The answer is yes - but only if they’re better than what’s already on the market - says Muchnick, who argued in a recent interview that the meat alternatives category is “saturated with me-too products from companies that don’t own any IP."
The fact that NotCo products are gaining traction in other meat-centric markets such as Brazil, Argentina, and Chile (where Burger King now offers NotChicken and NotBurger) has also opened doors in the US, said Muchnick, while NotCo has also “proven itself” in the US market with NotMilk [already in 10,000 stores since launching in 2020] and NotBurger [now in several hundred US locations including Sprouts and Whole Foods since launching in early summer 2022].
“NotChicken has been validated in other markets, which gives people confidence, but retailers are also aware that NotBurger and NotMilk are performing incredibly well here in the US. What matters to them is are you going to drive profitability or not? Are you bringing real innovation to the market and can you drive growth?”
‘As Pat Brown has said, plant-based burgers are not Twinkies’
That said, “Macroeconomic pressure is having a detrimental impact” on the category given that plant-based alternatives are generally more expensive than their animal-based counterparts, said Muchnick, who echoed comments made by Impossible Foods CEO Peter McGuinness about the need for better messaging around the benefits of plant-based foods.
“The plant-based industry has been bad at communicating the upsides” about sustainability and nutrition, he added, including NotCo in his critique.
“The animal industry has been very successful at putting out propaganda that plant-based is overly processed.

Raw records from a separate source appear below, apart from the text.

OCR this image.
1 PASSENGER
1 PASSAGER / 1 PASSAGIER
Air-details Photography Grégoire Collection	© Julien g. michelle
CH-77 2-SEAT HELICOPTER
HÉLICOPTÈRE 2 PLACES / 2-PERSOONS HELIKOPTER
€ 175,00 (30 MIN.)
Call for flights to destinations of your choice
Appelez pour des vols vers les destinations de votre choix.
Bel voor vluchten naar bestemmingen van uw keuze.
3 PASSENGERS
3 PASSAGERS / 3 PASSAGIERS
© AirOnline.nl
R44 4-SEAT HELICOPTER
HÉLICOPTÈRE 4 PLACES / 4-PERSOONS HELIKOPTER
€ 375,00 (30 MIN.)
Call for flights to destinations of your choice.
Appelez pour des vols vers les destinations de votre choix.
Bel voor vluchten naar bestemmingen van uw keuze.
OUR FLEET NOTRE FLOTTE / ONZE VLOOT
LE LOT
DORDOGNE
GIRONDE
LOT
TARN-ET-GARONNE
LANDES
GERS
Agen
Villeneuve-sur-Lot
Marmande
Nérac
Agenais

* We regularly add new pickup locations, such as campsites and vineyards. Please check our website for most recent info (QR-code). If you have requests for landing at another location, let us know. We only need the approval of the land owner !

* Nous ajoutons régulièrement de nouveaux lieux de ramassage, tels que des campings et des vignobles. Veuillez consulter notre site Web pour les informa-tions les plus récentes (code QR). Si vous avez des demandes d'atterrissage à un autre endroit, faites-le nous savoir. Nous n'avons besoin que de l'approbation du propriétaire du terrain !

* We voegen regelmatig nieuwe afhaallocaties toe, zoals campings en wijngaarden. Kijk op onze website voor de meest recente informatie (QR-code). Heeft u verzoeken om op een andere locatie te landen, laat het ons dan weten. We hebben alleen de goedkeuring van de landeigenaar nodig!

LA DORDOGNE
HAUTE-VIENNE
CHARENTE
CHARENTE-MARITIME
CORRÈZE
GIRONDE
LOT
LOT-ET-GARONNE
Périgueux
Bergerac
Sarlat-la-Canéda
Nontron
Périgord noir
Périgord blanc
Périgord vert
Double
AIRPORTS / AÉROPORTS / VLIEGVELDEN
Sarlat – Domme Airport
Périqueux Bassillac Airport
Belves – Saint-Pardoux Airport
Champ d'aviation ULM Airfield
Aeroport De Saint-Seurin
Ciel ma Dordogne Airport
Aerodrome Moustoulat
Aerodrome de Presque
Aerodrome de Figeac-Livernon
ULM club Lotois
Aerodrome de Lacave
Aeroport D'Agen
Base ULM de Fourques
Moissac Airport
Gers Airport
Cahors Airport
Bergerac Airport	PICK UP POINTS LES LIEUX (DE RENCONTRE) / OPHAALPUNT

But as [Impossible Foods founder] Pat Brown has said, plant-based burgers are not Twinkies.”
* The $70m round was led by Princeville Capital, and includes existing backers Bezos Expeditions, Tiger Global, L Catterton, Kaszek Ventures, Future Positive and The Craftory. Aside from Princeville Capital, new investors to the Series D1 round include Marcos Galperin, founder and CEO of MercadoLibre.